¿Sabes? Llevaba años con ganas de salir. Me tenías secuestrada en este sótano inhumano. Sin luz, sin velas, negro absoluto. En algún momento me viste con cariño o puede que nunca me hayas tenido en cuenta, pero me sentiste, de eso estoy segura. Aquí estuve años, en este cuarto oscuro, con miedo, llanto, apretada en un espacio cuatro por cuatro, ¿qué te hice para que me trataras de esta manera? Tuve miedo que nunca abrieras la puerta, que pasaras más años sin saber de mí.

Hay un cuento que dice, no recuerdo dónde lo escuché, que un hombre estaba en un cuarto oscuro y buscaba una llave.

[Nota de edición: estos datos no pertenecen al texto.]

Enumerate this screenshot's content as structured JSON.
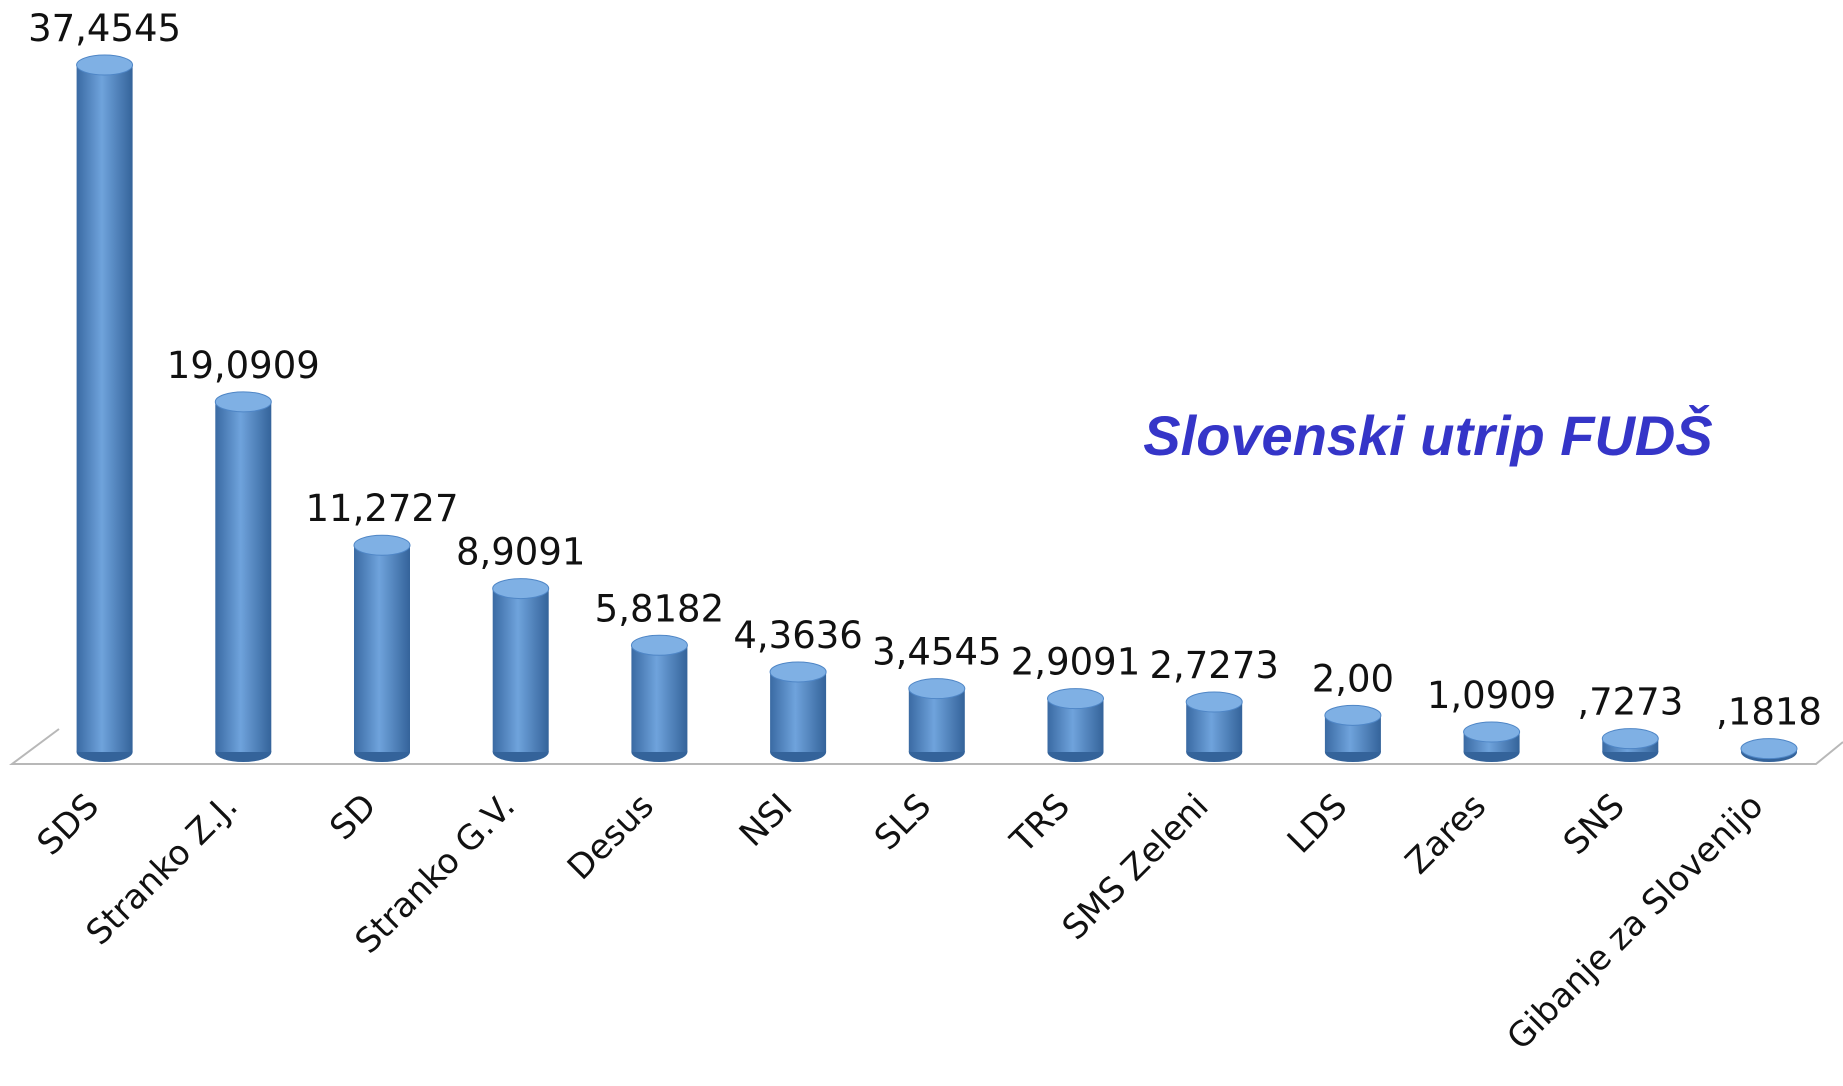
{
  "chart_data": {
    "type": "bar",
    "title": "Slovenski utrip FUDŠ",
    "categories": [
      "SDS",
      "Stranko Z.J.",
      "SD",
      "Stranko G.V.",
      "Desus",
      "NSI",
      "SLS",
      "TRS",
      "SMS Zeleni",
      "LDS",
      "Zares",
      "SNS",
      "Gibanje za Slovenijo"
    ],
    "values": [
      37.4545,
      19.0909,
      11.2727,
      8.9091,
      5.8182,
      4.3636,
      3.4545,
      2.9091,
      2.7273,
      2.0,
      1.0909,
      0.7273,
      0.1818
    ],
    "value_labels": [
      "37,4545",
      "19,0909",
      "11,2727",
      "8,9091",
      "5,8182",
      "4,3636",
      "3,4545",
      "2,9091",
      "2,7273",
      "2,00",
      "1,0909",
      ",7273",
      ",1818"
    ],
    "color": "#4f86c6"
  }
}
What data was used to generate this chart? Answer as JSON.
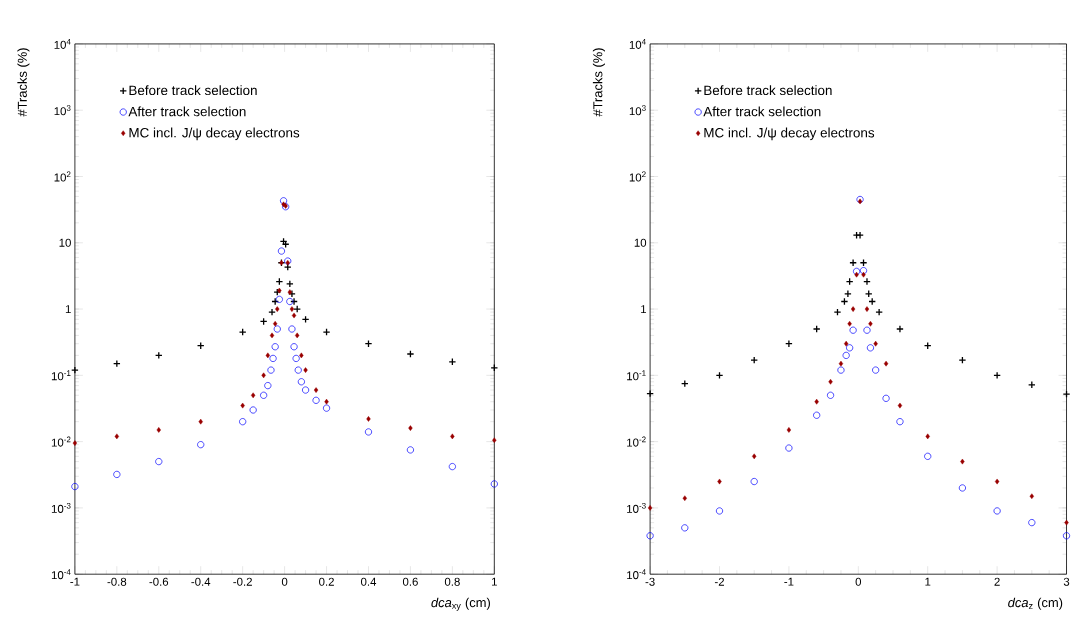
{
  "chart_data": [
    {
      "type": "scatter",
      "xlabel": "*dca*$_{xy}$ (cm)",
      "ylabel": "#Tracks (%)",
      "log": "y",
      "legend": "top left",
      "xlim": [
        -1,
        1
      ],
      "ylim": [
        0.0001,
        10000
      ],
      "xticks": [
        -1,
        -0.8,
        -0.6,
        -0.4,
        -0.2,
        0,
        0.2,
        0.4,
        0.6,
        0.8,
        1
      ],
      "yticks": [
        {
          "value": 0.0001,
          "label": "10$^{-4}$"
        },
        {
          "value": 0.001,
          "label": "10$^{-3}$"
        },
        {
          "value": 0.01,
          "label": "10$^{-2}$"
        },
        {
          "value": 0.1,
          "label": "10$^{-1}$"
        },
        {
          "value": 1,
          "label": "1"
        },
        {
          "value": 10,
          "label": "10"
        },
        {
          "value": 100,
          "label": "10$^{2}$"
        },
        {
          "value": 1000,
          "label": "10$^{3}$"
        },
        {
          "value": 10000,
          "label": "10$^{4}$"
        }
      ],
      "series": [
        {
          "name": "Before track selection",
          "color": "#000000",
          "marker": "cross",
          "x": [
            -1,
            -0.8,
            -0.6,
            -0.4,
            -0.2,
            -0.1,
            -0.06,
            -0.045,
            -0.035,
            -0.025,
            -0.015,
            -0.005,
            0.005,
            0.015,
            0.025,
            0.035,
            0.045,
            0.06,
            0.1,
            0.2,
            0.4,
            0.6,
            0.8,
            1
          ],
          "values": [
            0.12,
            0.15,
            0.2,
            0.28,
            0.45,
            0.65,
            0.9,
            1.3,
            1.8,
            2.6,
            5,
            10.5,
            9.5,
            4.3,
            2.4,
            1.7,
            1.3,
            1.0,
            0.7,
            0.45,
            0.3,
            0.21,
            0.16,
            0.13
          ]
        },
        {
          "name": "After track selection",
          "color": "#0000ff",
          "marker": "circle",
          "x": [
            -1,
            -0.8,
            -0.6,
            -0.4,
            -0.2,
            -0.15,
            -0.1,
            -0.08,
            -0.065,
            -0.055,
            -0.045,
            -0.035,
            -0.025,
            -0.015,
            -0.005,
            0.005,
            0.015,
            0.025,
            0.035,
            0.045,
            0.055,
            0.065,
            0.08,
            0.1,
            0.15,
            0.2,
            0.4,
            0.6,
            0.8,
            1
          ],
          "values": [
            0.0021,
            0.0032,
            0.005,
            0.009,
            0.02,
            0.03,
            0.05,
            0.07,
            0.12,
            0.18,
            0.27,
            0.5,
            1.4,
            7.5,
            43,
            35,
            5.3,
            1.3,
            0.5,
            0.27,
            0.18,
            0.12,
            0.08,
            0.06,
            0.042,
            0.032,
            0.014,
            0.0075,
            0.0042,
            0.0023
          ]
        },
        {
          "name": "MC incl. J/ψ decay electrons",
          "color": "#990000",
          "marker": "diamond",
          "x": [
            -1,
            -0.8,
            -0.6,
            -0.4,
            -0.2,
            -0.15,
            -0.1,
            -0.08,
            -0.06,
            -0.045,
            -0.035,
            -0.025,
            -0.015,
            -0.005,
            0.005,
            0.015,
            0.025,
            0.035,
            0.045,
            0.06,
            0.08,
            0.1,
            0.15,
            0.2,
            0.4,
            0.6,
            0.8,
            1
          ],
          "values": [
            0.0095,
            0.012,
            0.015,
            0.02,
            0.035,
            0.05,
            0.1,
            0.2,
            0.4,
            0.6,
            1.0,
            1.9,
            5,
            38,
            36,
            5,
            1.8,
            1.0,
            0.8,
            0.4,
            0.2,
            0.12,
            0.06,
            0.04,
            0.022,
            0.016,
            0.012,
            0.0105
          ]
        }
      ]
    },
    {
      "type": "scatter",
      "xlabel": "*dca*$_{z}$ (cm)",
      "ylabel": "#Tracks (%)",
      "log": "y",
      "legend": "top left",
      "xlim": [
        -3,
        3
      ],
      "ylim": [
        0.0001,
        10000
      ],
      "xticks": [
        -3,
        -2,
        -1,
        0,
        1,
        2,
        3
      ],
      "yticks": [
        {
          "value": 0.0001,
          "label": "10$^{-4}$"
        },
        {
          "value": 0.001,
          "label": "10$^{-3}$"
        },
        {
          "value": 0.01,
          "label": "10$^{-2}$"
        },
        {
          "value": 0.1,
          "label": "10$^{-1}$"
        },
        {
          "value": 1,
          "label": "1"
        },
        {
          "value": 10,
          "label": "10"
        },
        {
          "value": 100,
          "label": "10$^{2}$"
        },
        {
          "value": 1000,
          "label": "10$^{3}$"
        },
        {
          "value": 10000,
          "label": "10$^{4}$"
        }
      ],
      "series": [
        {
          "name": "Before track selection",
          "color": "#000000",
          "marker": "cross",
          "x": [
            -3,
            -2.5,
            -2,
            -1.5,
            -1,
            -0.6,
            -0.3,
            -0.2,
            -0.15,
            -0.125,
            -0.075,
            -0.025,
            0.025,
            0.075,
            0.125,
            0.15,
            0.2,
            0.3,
            0.6,
            1,
            1.5,
            2,
            2.5,
            3
          ],
          "values": [
            0.053,
            0.075,
            0.1,
            0.17,
            0.3,
            0.5,
            0.9,
            1.3,
            1.7,
            2.6,
            5,
            13,
            13,
            5,
            2.6,
            1.7,
            1.3,
            0.9,
            0.5,
            0.28,
            0.17,
            0.1,
            0.072,
            0.052
          ]
        },
        {
          "name": "After track selection",
          "color": "#0000ff",
          "marker": "circle",
          "x": [
            -3,
            -2.5,
            -2,
            -1.5,
            -1,
            -0.6,
            -0.4,
            -0.25,
            -0.175,
            -0.125,
            -0.075,
            -0.025,
            0.025,
            0.075,
            0.125,
            0.175,
            0.25,
            0.4,
            0.6,
            1,
            1.5,
            2,
            2.5,
            3
          ],
          "values": [
            0.00038,
            0.0005,
            0.0009,
            0.0025,
            0.008,
            0.025,
            0.05,
            0.12,
            0.2,
            0.26,
            0.48,
            3.7,
            45,
            3.8,
            0.48,
            0.26,
            0.12,
            0.045,
            0.02,
            0.006,
            0.002,
            0.0009,
            0.0006,
            0.00038
          ]
        },
        {
          "name": "MC incl. J/ψ decay electrons",
          "color": "#990000",
          "marker": "diamond",
          "x": [
            -3,
            -2.5,
            -2,
            -1.5,
            -1,
            -0.6,
            -0.4,
            -0.25,
            -0.175,
            -0.125,
            -0.075,
            -0.025,
            0.025,
            0.075,
            0.125,
            0.175,
            0.25,
            0.4,
            0.6,
            1,
            1.5,
            2,
            2.5,
            3
          ],
          "values": [
            0.001,
            0.0014,
            0.0025,
            0.006,
            0.015,
            0.04,
            0.08,
            0.15,
            0.3,
            0.6,
            1.0,
            3.3,
            42,
            3.3,
            1.0,
            0.6,
            0.3,
            0.15,
            0.035,
            0.012,
            0.005,
            0.0025,
            0.0015,
            0.0006
          ]
        }
      ]
    }
  ]
}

Cuando creías que en el exterior podías sobrevivir sin mí, te equivocabas. Soy esa que te hacía vibrar cuando sentías que había algo mal en tu vida, cuando el ego te abandonaba, cuando la inseguridad te invadía, soy eso que te abrazaba cuando dormías en la cama con la cara repleta de lágrimas y te perdono, te perdono que me usaste de vez en cuando, que me tenías en ese cuarto lleno de humedad sin poder salir. ¿Cuántas veces te dije que sin mi no podrías seguir? Te lo cumplo y te lo cumplí. Lo veía en el vacío de tus redes sociales, en tu necesidad de aprobación, en tu coraje falso. Me da pena pensar que te sentiste abandonado sabiéndome a tu lado.

No podía ver nada, se agachaba, hacía corajes de no encontrarla, hasta que un día, abrió la puerta del cuarto y en el pasillo había luz. Salió al pasillo y busco la llave ahí.

Recuerdo la vez que me encerraste en este sótano, seguro fue más doloroso para ti que para mí. Encerrar algo tan hermoso como yo, debió requerir mucho esfuerzo de tu parte, aceptar que te volvías una especie de marginado al realizar tal aberración, porque sí, el día que me encerraste, te encerraste a ti.

Alguien se acercó y le preguntó ¿qué haces? Buscando una llave que perdí en el cuarto, pero no hay luz y no la encuentro, contestó.

Pasabas meses sin darme de comer, días sin darme de beber, a veces me sentía desfallecer, pensaba que nunca me vendrías a buscar, me hice a la idea que jamás te cruzaba por la cabeza. Tú, más débil sin mí, yo más en los huesos. Hasta que un día, la esperanza se asomó en este oscuro umbral. Alguien te lastimó y pensaste en morir. Lo pude sentir, te grité desde el fondo del sótano ¡Déjame salir! ¡Yo te puedo ayudar! Pero hiciste oídos sordos, creíste que matarte era la opción. Traté de mandarte señales, pero cada vez era más inminente: Si tu morías, moría yo en esta oscuridad pues nadie me iba a poder liberar. Sólo tú tenías acceso.

Y una noche, mientras dormías, oíste mis gritos a lo lejos, en una especie de susurro: Aquí estoy, déjame salir.

¿Y que haces buscándola en el pasillo? Aquí por más que haya luz, no la vas a encontrar.

Despertaste, te levantaste de tu cama, tenías muchos días ahí acostada, corriste, bajaste las escaleras y abriste la puerta del sótano. Ahí estaba yo, desnutrida, ojerosa, pero más viva que nunca. Tomaste mis manos sobre tus ojos, te quise abrazar, me dio miedo como fueras a reaccionar, llevabas muchos años sin verme.

Te dije “Hola, cuánto tiempo querida mía, soy tu esencia, tu amor propio, ¿me recuerdas? Nos perdimos en la infancia, cuando te viste indefensa por la falta de uno de tus padres, cuando te molestaban en primaria. Te hice falta en la adolescencia, te juro quise salir, pero ahí fue cuando me encerraste con llave aquí. Quise decirte que tu cuerpo era hermoso, que tu cara estaba bien, que tu ser era perfecto como era, quise abrazarte cuando te rompieron el corazón por primera vez, cuando empezaste a permitir cosas por no estar sola, porque fue el inicio de ahora tu dolor profundo, pero la buena noticia es que aquí estamos juntas de nuevo”.

La llave se encuentra en el cuarto oscuro.

Sonreíste, querida, te vi feliz. Encontraste la llave que habías perdido años atrás y que sin saber, tanto buscabas en lugares incorrectos. La llave del sótano siempre estuvo en ese cuarto oscuro, pero hay que ser suficientemente valiente para estar en la oscuridad y seguir con la misión sin dejarte llevar por la luz falsa del pasillo.

Nunca más estarás sola, la llave soy yo, tu amor propio. Estamos juntas por fin, y te prometo un amor para toda la vida.

Hemos estado juntas desde entonces, tiraste la llave, pues ya no hace falta, qué bello es poder por fin, ver la luz del sol.